Geberip gitsem arkamdan yas tutan olur mu acaba?

2.02.2011

neye niyet neye kısmet

She & Him - Don't Look Back from Merge Records on Vimeo.


Geçen sene Mariza'yı tek başına havaalanında salınırken görünce bir dahaki gelişinde canlı kanlı izlemek için uğraşacağımı söylemiştim. O söylüyor bu akşam ben gene göremiyorum. Ama She&Him ile tanıştım; hiç yoktan iyidir...

1.02.2011

biutiful

İstanbul'da yaşayıp Boğaz'ı görmeyen insanlar varsa Barcelona'da yaşayıp Sagrada Familia'nın en fazla silüetine bakabilen insanlar da var doğal olarak.
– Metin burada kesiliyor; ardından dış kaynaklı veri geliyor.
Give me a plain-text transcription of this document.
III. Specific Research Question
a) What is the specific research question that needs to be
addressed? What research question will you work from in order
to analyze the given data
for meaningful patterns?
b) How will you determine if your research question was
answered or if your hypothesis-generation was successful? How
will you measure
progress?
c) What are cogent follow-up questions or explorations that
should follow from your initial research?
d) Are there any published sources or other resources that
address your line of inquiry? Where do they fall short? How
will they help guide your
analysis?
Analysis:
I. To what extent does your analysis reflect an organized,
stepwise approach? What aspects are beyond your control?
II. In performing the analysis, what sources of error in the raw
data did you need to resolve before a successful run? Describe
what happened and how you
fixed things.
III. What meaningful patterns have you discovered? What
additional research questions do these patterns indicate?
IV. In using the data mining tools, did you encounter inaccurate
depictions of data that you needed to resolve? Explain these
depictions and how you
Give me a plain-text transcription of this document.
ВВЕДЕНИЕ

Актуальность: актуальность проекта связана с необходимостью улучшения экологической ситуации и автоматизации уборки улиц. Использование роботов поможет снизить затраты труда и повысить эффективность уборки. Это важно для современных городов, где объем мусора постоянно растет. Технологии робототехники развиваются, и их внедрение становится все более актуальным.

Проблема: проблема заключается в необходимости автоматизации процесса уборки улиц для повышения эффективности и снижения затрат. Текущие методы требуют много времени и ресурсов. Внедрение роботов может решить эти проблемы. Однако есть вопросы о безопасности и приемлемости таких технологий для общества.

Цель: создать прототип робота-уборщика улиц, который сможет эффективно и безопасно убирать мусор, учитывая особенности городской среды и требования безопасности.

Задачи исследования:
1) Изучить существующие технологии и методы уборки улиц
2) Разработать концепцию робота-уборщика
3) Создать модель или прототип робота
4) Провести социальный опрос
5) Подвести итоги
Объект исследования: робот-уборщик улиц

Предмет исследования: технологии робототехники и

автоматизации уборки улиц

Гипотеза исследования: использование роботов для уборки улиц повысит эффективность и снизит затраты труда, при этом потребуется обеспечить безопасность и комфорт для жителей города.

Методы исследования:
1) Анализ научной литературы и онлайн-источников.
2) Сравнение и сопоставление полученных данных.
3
Bu insanlar hayata tutunmaya çalışıyor. Çeşitli yollardan kazandıkları üç beş kuruşla çocuklarının mutlu olmasını ya da en azından doğumgünlerinde kar görmesini sağlamaya çalışıyor. Kimisi o şehirde doğmuşken kimisi dünyanın bir ucundan bin umutla geliyor. Ve hepsi bir şekilde ölüyor. Ölüm işte onlar için beyaz ve huzurlu bir an sağlıyor.